Но вдруг она остановилась.

– Я пойду провожу маму, – тихо произнесла она, снимая руки с моих плеч, а затем легко, на цыпочках, как на пуантах убегают со сцены балерины, исчезла в глубине коридора, прошептав: – Я жду тебя!

Спустя какое-то время, пока взрослые были заняты выпивкой и общением между собой, я ускользнул к Нинке.
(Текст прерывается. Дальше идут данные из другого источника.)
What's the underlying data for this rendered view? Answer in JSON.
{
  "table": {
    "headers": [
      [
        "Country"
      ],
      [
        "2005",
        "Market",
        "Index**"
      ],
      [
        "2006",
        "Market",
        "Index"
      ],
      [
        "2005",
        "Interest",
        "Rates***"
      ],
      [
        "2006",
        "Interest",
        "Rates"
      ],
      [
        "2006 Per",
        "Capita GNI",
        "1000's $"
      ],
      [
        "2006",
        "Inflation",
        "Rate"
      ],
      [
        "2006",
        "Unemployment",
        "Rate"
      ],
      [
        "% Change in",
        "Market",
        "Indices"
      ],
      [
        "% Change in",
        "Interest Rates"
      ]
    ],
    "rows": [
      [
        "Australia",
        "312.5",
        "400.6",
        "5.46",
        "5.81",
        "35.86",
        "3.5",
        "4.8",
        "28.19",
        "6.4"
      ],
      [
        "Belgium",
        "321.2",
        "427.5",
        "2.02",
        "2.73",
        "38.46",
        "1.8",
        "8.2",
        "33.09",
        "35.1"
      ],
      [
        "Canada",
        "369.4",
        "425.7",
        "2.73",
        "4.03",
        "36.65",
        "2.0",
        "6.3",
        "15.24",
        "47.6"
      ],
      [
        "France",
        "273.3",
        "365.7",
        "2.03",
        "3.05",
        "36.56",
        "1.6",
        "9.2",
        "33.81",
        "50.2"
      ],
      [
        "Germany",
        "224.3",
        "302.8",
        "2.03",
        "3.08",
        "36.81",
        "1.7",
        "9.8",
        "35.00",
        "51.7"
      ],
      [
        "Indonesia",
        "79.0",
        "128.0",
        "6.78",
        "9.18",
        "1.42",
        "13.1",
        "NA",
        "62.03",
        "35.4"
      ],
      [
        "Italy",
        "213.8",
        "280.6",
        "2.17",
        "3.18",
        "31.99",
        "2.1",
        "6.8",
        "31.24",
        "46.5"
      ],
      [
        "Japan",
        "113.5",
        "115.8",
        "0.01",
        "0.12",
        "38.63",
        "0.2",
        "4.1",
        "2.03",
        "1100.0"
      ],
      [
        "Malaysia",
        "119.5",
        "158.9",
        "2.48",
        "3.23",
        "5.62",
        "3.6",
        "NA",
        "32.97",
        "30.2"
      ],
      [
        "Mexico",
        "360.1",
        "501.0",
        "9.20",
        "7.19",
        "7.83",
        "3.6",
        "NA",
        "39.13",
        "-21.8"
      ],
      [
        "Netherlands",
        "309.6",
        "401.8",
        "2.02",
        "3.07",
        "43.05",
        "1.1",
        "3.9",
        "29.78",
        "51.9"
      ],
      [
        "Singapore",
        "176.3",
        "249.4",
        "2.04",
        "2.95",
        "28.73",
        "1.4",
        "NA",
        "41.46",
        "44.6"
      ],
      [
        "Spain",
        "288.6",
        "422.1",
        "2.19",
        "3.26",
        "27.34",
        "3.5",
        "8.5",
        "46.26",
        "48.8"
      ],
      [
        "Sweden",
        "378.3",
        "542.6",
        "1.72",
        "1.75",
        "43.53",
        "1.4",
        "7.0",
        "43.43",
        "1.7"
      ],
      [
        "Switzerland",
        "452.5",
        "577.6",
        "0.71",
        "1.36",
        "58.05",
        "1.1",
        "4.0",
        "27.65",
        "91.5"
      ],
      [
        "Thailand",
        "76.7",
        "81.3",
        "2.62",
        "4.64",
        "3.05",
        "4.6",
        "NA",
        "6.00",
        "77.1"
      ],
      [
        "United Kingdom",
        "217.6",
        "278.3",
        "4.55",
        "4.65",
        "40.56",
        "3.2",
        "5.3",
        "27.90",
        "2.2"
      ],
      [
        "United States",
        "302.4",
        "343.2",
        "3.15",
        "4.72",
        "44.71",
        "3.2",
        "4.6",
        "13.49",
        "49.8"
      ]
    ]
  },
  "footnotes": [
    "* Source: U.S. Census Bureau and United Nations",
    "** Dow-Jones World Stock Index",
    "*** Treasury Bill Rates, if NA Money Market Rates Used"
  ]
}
Она ждала меня в белом докторском халате, который принадлежал ее матери, в руках Нинка держала стетоскоп.

– Ложитесь, – серьезно сказала она, указывая мне на диван.

Я покорно лег.

– Я вам помогу раздеться.

Она неторопливо стала снимать с меня летную курточку, расстегивать пуговицы на шортах.
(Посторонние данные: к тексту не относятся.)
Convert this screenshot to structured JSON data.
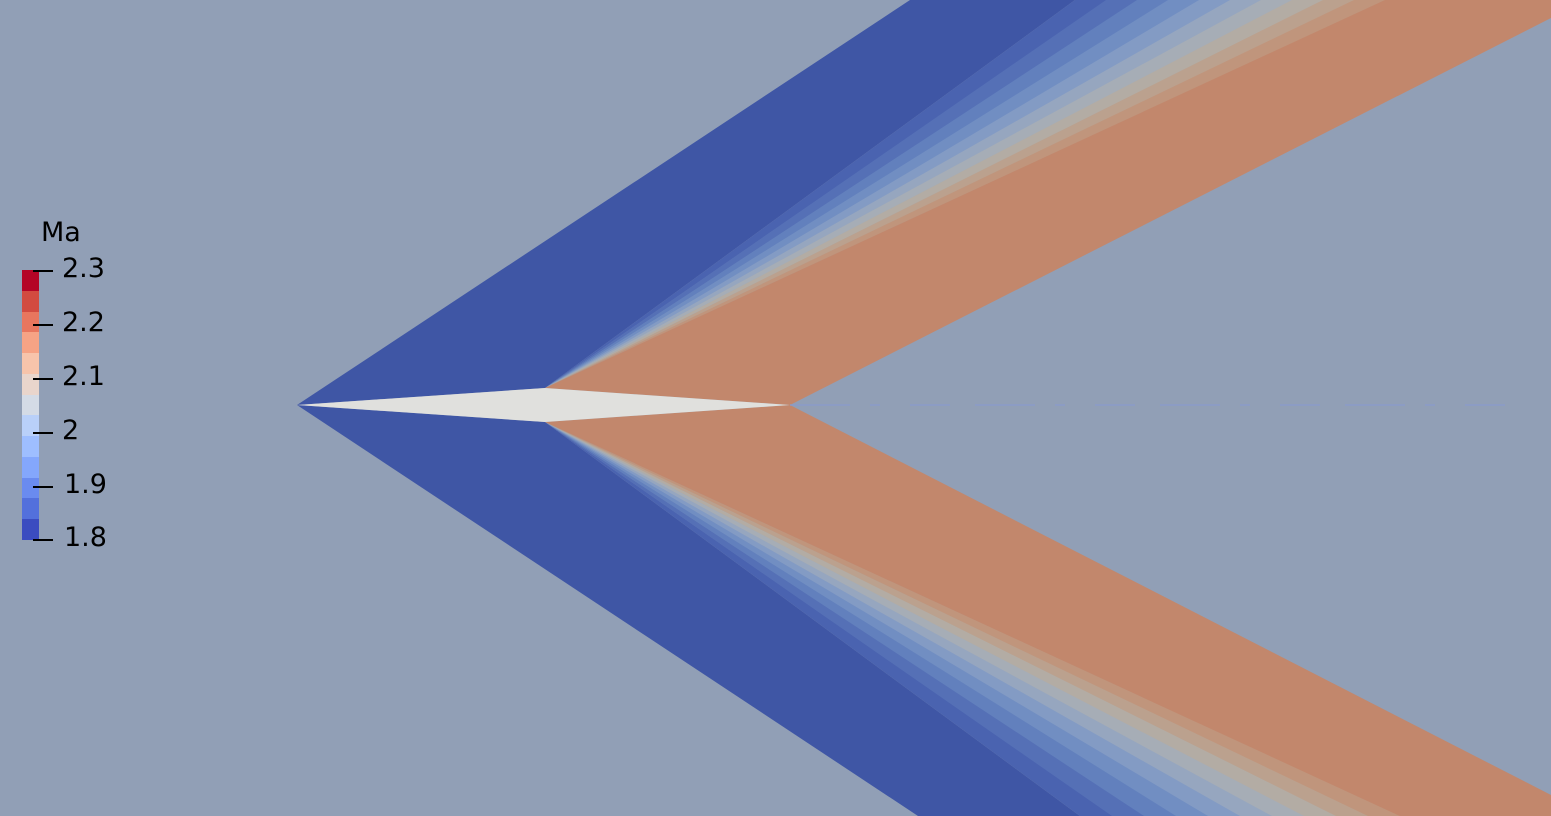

– На что вы жалуетесь? – участливо спросила Нинка, когда я остался совсем голым. – Скажи мне честно, – вдруг перешла она на «ты», – что у тебя болит? – И, не ожидая ответа, стала прослушивать меня стетоскопом.

Мне было приятно и чуть щекотно от прикосновения холодного металла. Она склонилась надо мной. Халат был расстегнут.

Я уставился на ее обнаженное тельце. Теперь я хорошо видел место, которое безуспешно пытался разглядеть во время игры в футбол. Заметив мой взгляд, Нинка тихо сказала:

– Если хочешь, можешь потрогать там.

«Там» я уже не слышал, а прочел по ее губам. И, как во сне, трогал ее, всматриваясь, открывая для себя мир незнакомого мне обнаженного тела.

Нинка, в свою очередь, отложив в сторону стетоскоп, с такой же истовой нежностью и вниманием трогала «там» у меня… с удивлением наблюдая за происходящей метаморфозой.

– Смотри, какой он стал твердый, – трогая «там» детскими пальчиками, с улыбкой проговорила она.

Потом мы, уже отбросив все правила игры в доктора, просто прижались друг к другу и целовались, как взрослые. Я прикусывал кончик ее языка, который она без конца просовывала в мои губы. Я не помнил, сколько времени продолжалась эта игра. Но запомнил спазм, после которого мы заснули обнявшись. Тогда мне казалось, что эта близость между нами на всю жизнь. Но, видимо, и детство, и детские сны проходят.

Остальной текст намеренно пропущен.